Race the Darkness (Fatal Dreams, #1)

“You’ve got to be goddamned kidding me!” The words exploded from Matt’s mouth, too loud to be socially acceptable in a hospital. “Gale never fucking mentioned Alex. Not once?” He didn’t wait for Isleen’s reply. “Xan, if you don’t see this as the warning sign it is, you deserve the same fate as your father.”


“Who’s Alex? And what happened to him?” Isleen’s voice carried obvious concern.

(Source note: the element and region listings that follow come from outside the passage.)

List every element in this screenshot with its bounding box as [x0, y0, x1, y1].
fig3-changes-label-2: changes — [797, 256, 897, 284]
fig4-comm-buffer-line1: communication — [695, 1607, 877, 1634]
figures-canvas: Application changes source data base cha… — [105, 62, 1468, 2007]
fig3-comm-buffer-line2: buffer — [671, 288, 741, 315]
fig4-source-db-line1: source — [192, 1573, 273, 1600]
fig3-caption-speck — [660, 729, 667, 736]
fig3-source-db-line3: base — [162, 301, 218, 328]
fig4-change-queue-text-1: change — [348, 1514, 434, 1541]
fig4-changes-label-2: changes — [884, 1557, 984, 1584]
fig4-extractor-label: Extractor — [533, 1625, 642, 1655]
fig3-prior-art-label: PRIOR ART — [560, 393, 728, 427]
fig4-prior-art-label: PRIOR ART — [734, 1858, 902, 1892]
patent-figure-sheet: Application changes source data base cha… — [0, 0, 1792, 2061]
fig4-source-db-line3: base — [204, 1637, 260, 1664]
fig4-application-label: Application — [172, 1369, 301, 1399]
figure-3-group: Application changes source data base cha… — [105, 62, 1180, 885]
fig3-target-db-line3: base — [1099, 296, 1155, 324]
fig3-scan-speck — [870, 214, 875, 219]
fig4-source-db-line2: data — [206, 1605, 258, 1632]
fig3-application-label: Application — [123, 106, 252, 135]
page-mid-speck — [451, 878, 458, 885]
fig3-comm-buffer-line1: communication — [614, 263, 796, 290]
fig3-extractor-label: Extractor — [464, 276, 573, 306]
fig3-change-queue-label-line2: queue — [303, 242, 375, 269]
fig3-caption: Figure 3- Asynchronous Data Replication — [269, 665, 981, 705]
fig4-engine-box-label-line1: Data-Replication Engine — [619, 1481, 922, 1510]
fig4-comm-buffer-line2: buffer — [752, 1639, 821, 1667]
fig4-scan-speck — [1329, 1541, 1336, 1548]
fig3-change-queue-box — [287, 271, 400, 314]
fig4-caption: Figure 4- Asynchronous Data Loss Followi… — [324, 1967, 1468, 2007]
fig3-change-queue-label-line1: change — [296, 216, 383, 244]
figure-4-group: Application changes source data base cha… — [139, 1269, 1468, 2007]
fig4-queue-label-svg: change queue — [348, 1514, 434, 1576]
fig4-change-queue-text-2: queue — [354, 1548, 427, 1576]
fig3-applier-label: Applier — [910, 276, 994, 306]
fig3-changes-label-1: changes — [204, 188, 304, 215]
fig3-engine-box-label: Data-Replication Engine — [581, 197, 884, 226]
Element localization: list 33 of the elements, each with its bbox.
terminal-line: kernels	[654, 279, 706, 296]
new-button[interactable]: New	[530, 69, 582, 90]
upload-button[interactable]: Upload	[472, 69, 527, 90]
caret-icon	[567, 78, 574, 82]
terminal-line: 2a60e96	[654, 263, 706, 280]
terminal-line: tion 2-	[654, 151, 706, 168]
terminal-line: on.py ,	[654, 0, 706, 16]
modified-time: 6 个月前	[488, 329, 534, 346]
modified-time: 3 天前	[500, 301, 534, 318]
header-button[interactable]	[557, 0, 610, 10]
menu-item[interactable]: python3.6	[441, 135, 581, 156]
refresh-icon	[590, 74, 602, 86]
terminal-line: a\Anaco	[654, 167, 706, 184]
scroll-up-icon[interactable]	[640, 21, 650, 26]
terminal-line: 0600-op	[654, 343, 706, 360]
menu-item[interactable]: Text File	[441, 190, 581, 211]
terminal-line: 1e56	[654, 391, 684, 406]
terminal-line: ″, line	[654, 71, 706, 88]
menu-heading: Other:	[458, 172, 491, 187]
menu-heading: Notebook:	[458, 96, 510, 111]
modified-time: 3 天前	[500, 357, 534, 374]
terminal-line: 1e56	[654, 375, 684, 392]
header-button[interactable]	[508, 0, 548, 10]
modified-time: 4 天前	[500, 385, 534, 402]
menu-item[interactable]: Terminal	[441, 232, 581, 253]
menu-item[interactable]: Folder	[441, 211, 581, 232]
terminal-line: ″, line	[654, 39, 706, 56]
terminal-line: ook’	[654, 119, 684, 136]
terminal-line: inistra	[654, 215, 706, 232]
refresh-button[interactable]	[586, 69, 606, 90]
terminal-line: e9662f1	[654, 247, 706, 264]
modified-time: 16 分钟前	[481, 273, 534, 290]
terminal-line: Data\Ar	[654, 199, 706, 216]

Matt snapped his lips closed, Xander’s cue to explain. “Alex is your grandmother’s husband.” This time Isleen’s lips parted and an airy whisper of sound escaped. “He’s Matt’s brother. And my father.”

Her head jerked as if she’d been delivered an invisible slap. “Are you sure?”

What was going on that Gale hadn’t told her anything? “Yeah, I’m sure.”

She started shaking her head and looked down at the bedding. “I can’t believe we’re family.” She spoke the last word as if she’d just uttered the world’s worse curse.

“Yeah. I guess that’s one way of putting it.” Okay, that wasn’t the kind of response he would’ve expected from her finding out her grandmother had been married. Though he couldn’t quite say what a normal response would’ve been. He just suspected this wasn’t it.

Matt started speaking, despite her continued head shaking. “The doctor is comfortable releasing her—especially with the facility being right there. We’re leaving as soon as you sign the payment arrangement papers at the nurse’s station. Alex is already on the way home with Gale—they’re traveling via medical van.”

“Home?” Isleen’s attention snapped to Matt. “After all this time, I don’t think we have a home anymore.”

“Baby, he means our home.” Technically, not his home, but he didn’t feel like complicating an already crazy situation. “Gale and Alex’s home. The Institute. Gale must’ve mentioned the Institute. She’s still part-owner.”

Isleen’s gaze met his. There was something in her eyes, something he couldn’t name that seemed to be pleading for—for what? He was lost, didn’t understand what was happening.

Her chin began to quiver and her eyes went wet, but she blinked rapidly, fanning away the tears. She shifted away from him on the bed, out of touching range, and stared down at the mass of sheets and covers. “When do we leave?” Her voice was steadier than her chin.

“Ten minutes.” Matt turned and headed for the door, then stopped. “Reporters are stationed at the lobby entrance and employee entrance, so you’ll meet me at the ambulance entrance.”

“Okay,” she said. The word itself wasn’t bad, the tone of her voice wasn’t bad, so why did Xander feel bad like they were taking her back to the torture trailer or some equally terrible fate?

Isleen lifted her chin and aimed her words at Matt. “I need some clothes.”

What was going on? Why was she talking to the family asshole when the guy who’d found her, the guy who hadn’t left her side—except for a moment—was sitting a foot away?

One side of Matt’s top lip curled up in an Elvis-worthy sneer. “Xander’s in charge of that shit.” He tossed Xander a WTF look and left the room.

Neither of them moved.

“Baby, what’s wrong?” He scooted closer, but Isleen raised her hand in the universal sign for stop.

“I need clothes.” She looked everywhere except at him.

He reached over, opened the drawer beside the bed, and took out a set of clothes Row had brought for her. He held out the bundle. “Tell me what’s wrong.” No, that was not the sound of pleading in his voice. He didn’t plead. He didn’t beg—at least not since he was child and his dad stopped speaking to him. Since then, Xander hadn’t let himself care about anyone because this was exactly what happened whenever he cared.





Chapter 8


“Isleen. Wake up.”

The richness of Xander’s voice poured into her sluggish, sleepy mind like hot fudge. She basked in the warm sweetness of that special moment between sleep and waking, the muted crunching of gravel under the car tires a surprising lullaby.

“We’re almost home.” Xander shook her leg, his touch firm and full of reassurance. Every one of Isleen’s nerve endings electrified and stood at attention, wanting and waiting for more of him. She could feel the energy of his body colliding with hers, pulling her toward him. Only there was something wrong with that, wasn’t there? She searched her memory for why Xander’s touch would be wrong, when all her dreams of him had been so—

Alex is your grandmother’s husband…my father. Xander’s father. Which meant Xander was her grandmother’s son. Which meant he was Isleen’s uncle. That made every dream she had of him—every feeling—sick, twisted, and wrong.

Her eyes popped open so fast she nearly lost her lids inside her brainpan.